Fishman: Samson Guilty Plea, Fox Charges Unrelated to Gov. Christie

Fishman (right) during today's press conference following Samson's plea.

Fishman (right) during today’s press conference following Samson’s plea.

NEWARK – During a press conference following the guilty plea of former Port Authority of New York and New Jersey (PANYNJ) executive David Samson, U.S. Attorney for the District of New Jersey Paul J. Fishman refuted claims made by reporters during the question and answer session that the timing of the plea was in any way related to New Jersey Governor Chris Christie.

New Jersey political circles are abuzz with musings that Samson’s timing might be connected to the announcement presumptive Republican presidential nominee Donald Trump is scheduled to make about his running mate on Friday. As it stands, Christie is on the shortlist for the job. Following Samson’s guilty plea, many New Jersey insiders are left wondering about the implications it might have on the governor’s chances.

“There is no allegation that the governor was involved in any way in having the chairman’s flight becoming a reality,” Fishman said regarding the flight Samson used his authority as PANYNJ chairman to pressure United to charter between Newark and Columbia, South Carolina.

Fishman also assured reporters that the timing had nothing to do with the VP considerations. The U.S. attorney said that the case was ready to be heard and Samson was ready to plead guilty.
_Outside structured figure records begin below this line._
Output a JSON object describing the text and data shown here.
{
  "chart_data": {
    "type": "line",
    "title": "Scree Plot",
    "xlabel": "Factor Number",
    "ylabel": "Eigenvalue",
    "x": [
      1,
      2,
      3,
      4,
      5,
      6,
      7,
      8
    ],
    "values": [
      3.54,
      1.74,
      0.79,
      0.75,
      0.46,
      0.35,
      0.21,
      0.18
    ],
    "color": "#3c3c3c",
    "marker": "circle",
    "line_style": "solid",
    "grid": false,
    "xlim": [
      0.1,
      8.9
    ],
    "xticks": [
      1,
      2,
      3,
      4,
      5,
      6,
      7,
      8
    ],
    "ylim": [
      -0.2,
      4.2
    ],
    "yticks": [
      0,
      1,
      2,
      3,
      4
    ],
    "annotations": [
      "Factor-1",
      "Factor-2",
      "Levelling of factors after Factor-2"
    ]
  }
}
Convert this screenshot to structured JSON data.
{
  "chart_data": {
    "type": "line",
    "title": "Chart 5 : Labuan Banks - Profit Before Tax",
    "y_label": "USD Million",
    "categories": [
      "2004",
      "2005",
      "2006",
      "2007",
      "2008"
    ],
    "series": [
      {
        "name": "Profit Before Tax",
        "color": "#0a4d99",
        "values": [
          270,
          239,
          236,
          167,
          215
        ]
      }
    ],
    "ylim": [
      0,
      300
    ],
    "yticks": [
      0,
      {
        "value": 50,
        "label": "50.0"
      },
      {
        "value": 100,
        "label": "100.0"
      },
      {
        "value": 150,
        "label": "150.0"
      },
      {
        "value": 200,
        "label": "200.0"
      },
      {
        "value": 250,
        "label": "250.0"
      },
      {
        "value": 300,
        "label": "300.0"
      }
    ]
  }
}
According to Fishman, that is the only reasoning behind the proceedings.

“You can imagine, if we had waited we would have been subject to criticism for waiting,” Fishman told reporters.

Following Samson’s guilty plea, Fishman also announced that former Department of Transportation Chief Jamie Fox was facing charges on a criminal complaint that he conspired in the bribery scheme when he was working as a consultant for United. Fishman declined to comment about questions regarding the “culture” of the Christie administration and if that had anything to do with high-level members/former members of the administration being charged in cases such as the one Fox is now facing.

“I think we have a right as members of the people that the people who take an oath of office to serve members of the public do exactly that. Honestly, I am sad about it. David Samson was a major figure in the legal culture of this state…,” Fishman said.
“[Both Samson and Fox] should have known better. They both did know better. And this kind of conduct—their conduct—shakes public trust.”